Here are some more elements relevant for this discussion
- I'm 100% favorable for FLTK 1.4 to require correct UTF-8 encoded strings
and to output an error message when encountering an incorrect string.
It's time to abandon the nightmare of pagecode tables.
- The intention behind commit 6e5f3f7 was to make the Pango-based FLTK
backend behave as other backends do, which is what we usually aim at.
- All other backends process incorrect UTF-8 strings as though they were
CP-1252 encoded. I agree that the bet that CP-1252 is used if UTF-8
is not is not safe.
- Before commit 6e5f3f7, Pango draws each incorrect byte of an
input string with character 0xFFFD defined by Unicode as
"Replacement Character used to replace an incoming character
unknown or unrepresentable in Unicode"
and spits an error message on stderr of the form
Pango-WARNING **: 08:54:40: Invalid UTF-8 string passed to pango_layout_set_text()
That is essentially what point (2) above advocates.

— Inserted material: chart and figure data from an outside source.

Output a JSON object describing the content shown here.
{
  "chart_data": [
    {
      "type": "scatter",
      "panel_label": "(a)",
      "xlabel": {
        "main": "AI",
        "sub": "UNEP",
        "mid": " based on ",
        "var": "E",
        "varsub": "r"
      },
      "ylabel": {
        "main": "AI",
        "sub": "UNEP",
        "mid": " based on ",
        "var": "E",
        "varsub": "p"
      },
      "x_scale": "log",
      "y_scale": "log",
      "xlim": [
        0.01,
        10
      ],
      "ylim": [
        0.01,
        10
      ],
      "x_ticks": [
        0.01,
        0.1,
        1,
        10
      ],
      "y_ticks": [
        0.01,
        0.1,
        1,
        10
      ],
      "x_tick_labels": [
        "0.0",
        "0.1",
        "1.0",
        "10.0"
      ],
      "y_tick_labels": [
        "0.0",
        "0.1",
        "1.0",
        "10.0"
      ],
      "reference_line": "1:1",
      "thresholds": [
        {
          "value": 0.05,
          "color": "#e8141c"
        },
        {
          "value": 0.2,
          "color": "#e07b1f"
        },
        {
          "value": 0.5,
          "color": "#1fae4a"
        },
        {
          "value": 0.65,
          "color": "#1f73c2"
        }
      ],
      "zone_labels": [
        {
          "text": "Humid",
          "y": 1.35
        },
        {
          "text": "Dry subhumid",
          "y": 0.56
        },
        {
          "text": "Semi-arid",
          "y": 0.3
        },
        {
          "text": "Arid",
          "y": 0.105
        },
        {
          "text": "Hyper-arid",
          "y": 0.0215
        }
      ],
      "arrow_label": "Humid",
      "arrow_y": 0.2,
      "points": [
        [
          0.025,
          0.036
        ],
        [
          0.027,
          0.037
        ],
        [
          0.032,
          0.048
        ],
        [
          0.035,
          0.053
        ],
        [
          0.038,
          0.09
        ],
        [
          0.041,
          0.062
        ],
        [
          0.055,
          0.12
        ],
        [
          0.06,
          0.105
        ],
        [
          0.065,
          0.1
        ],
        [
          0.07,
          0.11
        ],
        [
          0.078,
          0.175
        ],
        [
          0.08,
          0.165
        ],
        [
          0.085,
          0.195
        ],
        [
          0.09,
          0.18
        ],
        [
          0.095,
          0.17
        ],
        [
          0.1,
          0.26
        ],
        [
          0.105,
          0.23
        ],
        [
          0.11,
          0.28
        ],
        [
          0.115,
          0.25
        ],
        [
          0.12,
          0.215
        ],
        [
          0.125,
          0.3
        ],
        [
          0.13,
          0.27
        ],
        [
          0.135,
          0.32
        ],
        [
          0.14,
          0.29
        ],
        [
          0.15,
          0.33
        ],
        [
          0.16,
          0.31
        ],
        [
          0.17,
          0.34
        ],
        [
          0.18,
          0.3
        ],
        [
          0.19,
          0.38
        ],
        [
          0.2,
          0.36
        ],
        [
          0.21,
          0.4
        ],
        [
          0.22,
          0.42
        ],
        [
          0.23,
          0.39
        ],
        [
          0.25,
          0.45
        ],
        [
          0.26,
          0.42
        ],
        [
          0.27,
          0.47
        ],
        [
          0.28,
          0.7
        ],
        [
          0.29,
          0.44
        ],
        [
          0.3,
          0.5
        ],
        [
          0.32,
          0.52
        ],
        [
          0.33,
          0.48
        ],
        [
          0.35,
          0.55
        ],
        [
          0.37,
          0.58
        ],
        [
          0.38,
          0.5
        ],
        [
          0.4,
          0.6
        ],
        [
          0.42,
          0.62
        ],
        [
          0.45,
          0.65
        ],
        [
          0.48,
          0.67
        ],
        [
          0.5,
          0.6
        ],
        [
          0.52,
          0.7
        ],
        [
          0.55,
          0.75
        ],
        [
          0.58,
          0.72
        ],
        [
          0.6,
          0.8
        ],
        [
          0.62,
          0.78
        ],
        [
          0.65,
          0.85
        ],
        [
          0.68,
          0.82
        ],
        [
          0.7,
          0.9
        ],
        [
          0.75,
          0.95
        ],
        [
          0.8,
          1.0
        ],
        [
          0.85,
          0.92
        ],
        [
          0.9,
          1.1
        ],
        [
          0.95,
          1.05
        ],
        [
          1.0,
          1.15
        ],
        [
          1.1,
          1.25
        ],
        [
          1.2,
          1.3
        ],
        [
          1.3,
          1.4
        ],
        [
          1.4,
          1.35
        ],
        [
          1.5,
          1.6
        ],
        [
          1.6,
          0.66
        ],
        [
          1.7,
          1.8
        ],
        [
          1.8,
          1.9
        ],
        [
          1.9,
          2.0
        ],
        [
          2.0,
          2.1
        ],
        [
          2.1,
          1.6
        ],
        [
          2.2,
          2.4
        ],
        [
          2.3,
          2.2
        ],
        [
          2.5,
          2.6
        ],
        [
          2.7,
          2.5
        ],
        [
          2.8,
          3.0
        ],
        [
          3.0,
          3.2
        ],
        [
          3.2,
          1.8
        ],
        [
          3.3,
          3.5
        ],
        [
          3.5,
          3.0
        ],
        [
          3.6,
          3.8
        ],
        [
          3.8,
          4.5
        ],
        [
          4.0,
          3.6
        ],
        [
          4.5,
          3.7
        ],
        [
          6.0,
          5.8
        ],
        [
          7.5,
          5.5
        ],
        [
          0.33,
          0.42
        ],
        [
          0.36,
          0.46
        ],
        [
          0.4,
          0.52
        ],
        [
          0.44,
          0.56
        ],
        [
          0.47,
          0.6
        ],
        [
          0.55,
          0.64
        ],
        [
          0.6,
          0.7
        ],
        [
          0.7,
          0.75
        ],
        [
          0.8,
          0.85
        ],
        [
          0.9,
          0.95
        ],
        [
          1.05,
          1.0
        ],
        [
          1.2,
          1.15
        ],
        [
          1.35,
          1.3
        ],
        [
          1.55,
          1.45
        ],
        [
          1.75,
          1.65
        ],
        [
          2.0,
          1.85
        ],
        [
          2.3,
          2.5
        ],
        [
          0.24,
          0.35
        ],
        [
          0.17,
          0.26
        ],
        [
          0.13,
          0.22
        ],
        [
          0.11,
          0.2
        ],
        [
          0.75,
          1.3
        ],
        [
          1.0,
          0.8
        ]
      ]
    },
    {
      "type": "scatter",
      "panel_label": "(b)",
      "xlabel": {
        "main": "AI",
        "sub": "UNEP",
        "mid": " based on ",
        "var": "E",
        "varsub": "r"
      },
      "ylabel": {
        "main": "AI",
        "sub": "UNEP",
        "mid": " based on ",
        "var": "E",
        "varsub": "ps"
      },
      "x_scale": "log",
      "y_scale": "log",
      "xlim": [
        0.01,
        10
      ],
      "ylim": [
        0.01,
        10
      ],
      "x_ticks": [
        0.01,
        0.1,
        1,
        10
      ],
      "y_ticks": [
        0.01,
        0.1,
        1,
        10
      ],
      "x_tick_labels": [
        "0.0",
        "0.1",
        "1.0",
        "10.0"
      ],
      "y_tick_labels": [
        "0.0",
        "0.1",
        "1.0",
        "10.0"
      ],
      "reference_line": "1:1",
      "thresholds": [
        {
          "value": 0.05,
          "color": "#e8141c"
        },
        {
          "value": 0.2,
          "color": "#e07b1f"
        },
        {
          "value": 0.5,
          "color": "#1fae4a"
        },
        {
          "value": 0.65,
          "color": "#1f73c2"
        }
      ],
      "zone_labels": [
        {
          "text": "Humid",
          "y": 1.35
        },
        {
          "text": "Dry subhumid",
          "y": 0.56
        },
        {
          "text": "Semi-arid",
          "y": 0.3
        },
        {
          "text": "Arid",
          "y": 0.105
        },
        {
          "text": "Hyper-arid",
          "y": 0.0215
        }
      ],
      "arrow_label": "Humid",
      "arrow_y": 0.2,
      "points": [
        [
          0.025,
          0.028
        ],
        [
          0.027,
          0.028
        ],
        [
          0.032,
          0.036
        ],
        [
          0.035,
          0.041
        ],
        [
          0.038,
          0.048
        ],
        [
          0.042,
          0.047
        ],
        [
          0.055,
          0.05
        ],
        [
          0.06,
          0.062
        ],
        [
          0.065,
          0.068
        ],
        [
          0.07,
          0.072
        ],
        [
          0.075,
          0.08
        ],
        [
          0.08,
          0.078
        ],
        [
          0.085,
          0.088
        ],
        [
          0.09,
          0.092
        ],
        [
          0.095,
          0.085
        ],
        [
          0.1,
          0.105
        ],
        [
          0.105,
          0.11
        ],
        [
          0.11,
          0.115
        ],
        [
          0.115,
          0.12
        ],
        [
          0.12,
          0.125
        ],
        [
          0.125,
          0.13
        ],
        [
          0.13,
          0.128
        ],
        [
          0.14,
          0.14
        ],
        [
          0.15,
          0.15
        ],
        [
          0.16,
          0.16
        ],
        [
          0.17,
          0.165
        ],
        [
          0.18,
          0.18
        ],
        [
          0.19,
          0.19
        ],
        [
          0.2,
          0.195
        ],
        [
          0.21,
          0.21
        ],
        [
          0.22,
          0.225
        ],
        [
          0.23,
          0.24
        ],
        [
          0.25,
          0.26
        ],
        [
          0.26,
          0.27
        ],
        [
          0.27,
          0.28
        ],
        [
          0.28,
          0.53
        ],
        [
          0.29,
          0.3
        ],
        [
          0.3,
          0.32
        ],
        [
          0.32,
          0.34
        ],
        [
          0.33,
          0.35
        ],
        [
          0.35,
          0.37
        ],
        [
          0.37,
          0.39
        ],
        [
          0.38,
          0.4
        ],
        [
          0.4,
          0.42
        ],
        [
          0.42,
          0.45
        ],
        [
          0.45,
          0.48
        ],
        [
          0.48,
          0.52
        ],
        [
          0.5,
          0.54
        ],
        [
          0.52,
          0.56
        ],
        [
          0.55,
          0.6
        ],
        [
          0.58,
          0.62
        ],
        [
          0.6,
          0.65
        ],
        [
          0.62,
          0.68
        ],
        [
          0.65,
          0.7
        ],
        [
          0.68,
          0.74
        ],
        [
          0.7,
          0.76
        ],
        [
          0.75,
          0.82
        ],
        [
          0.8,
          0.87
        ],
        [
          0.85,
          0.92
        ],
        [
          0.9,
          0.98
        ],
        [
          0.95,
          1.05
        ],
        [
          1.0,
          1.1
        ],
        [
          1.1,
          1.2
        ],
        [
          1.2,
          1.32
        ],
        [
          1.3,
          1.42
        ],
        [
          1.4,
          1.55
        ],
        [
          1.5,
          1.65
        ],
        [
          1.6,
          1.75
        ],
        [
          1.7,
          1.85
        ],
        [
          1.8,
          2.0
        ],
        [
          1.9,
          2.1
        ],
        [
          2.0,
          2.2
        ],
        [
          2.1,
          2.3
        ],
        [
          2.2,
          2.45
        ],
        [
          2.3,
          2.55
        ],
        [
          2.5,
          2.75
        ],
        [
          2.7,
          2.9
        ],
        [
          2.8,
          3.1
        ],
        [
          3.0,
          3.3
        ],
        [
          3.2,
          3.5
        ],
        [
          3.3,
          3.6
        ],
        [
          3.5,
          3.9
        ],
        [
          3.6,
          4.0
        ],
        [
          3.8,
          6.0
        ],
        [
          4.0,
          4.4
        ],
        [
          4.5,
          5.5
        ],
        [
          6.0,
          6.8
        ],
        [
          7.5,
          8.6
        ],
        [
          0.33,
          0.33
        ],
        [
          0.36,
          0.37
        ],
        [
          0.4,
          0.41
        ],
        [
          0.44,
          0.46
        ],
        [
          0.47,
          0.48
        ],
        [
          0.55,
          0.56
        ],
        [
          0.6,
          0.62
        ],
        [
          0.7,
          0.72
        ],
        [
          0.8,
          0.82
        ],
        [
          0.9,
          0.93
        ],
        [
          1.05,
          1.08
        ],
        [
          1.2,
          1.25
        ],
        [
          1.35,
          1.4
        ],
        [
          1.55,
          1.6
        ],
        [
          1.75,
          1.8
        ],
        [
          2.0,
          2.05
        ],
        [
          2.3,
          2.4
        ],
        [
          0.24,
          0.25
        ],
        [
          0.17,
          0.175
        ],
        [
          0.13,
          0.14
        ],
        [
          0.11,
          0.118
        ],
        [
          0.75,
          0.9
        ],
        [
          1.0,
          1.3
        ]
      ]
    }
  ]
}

- It's worth knowing that currently ALL non-Pango FLTK backends transform ALL
the strings they draw (or measure their length) from UTF-8 to either
UTF-16 or UTF-32 before drawing or measuring them [1]. They all ultimately
call fl_utf8decode() for each Unicode character in that process.
They all store the transformed string in a private memory zone
which is transmitted to the system call that draws or measures the text.
The same memory zone gets re-used to store the next drawn or measured string.
- Commit 6e5f3f7 uses the same process except that if the input string
is correctly UTF-8 encoded, no private memory zone is needed: the Pango function
uses the input string itself.
- Here are the options I see among which we could choose for this issue
(i) leave as before commit 6e5f3f7: the drawn text uses Unicode's Replacement
Character when Pango encounters non-conformant input data; an error
message is output to stderr. Document that the FLTK Pango-based backend
requires UTF-8 conformant strings.
(ii) draw the Replacement Character when appropriate and output an error message
through Fl::warning(). This requires to parse the input string with fl_utf8decode()
or with a slightly lighter procedure and to copy any non-conformant input
string to a private memory zone. Overall, the compute cost will be very similar
to that of commit 6e5f3f7.
(iii) Keep commit 6e5f3f7. The Pango backend would behave as all other FLTK backends
with some computation cost. This commit could be improved a bit for conformant strings
where the 2 full function calls
unsigned codepoint = fl_utf8decode(p, end, &len);
len2 = fl_utf8encode(codepoint, buf4);
can probably be simplified if their goal is only to detect non-conformant bytes.
[1]:
macOS: mac_Utf8_to_Utf16() calls fl_utf8toUtf16() calls fl_utf8decode()
Xft: calls utf8reformat() calls fl_utf8towc() calls fl_utf8decode()
Windows: calls fl_utf8toUtf16() calls fl_utf8decode()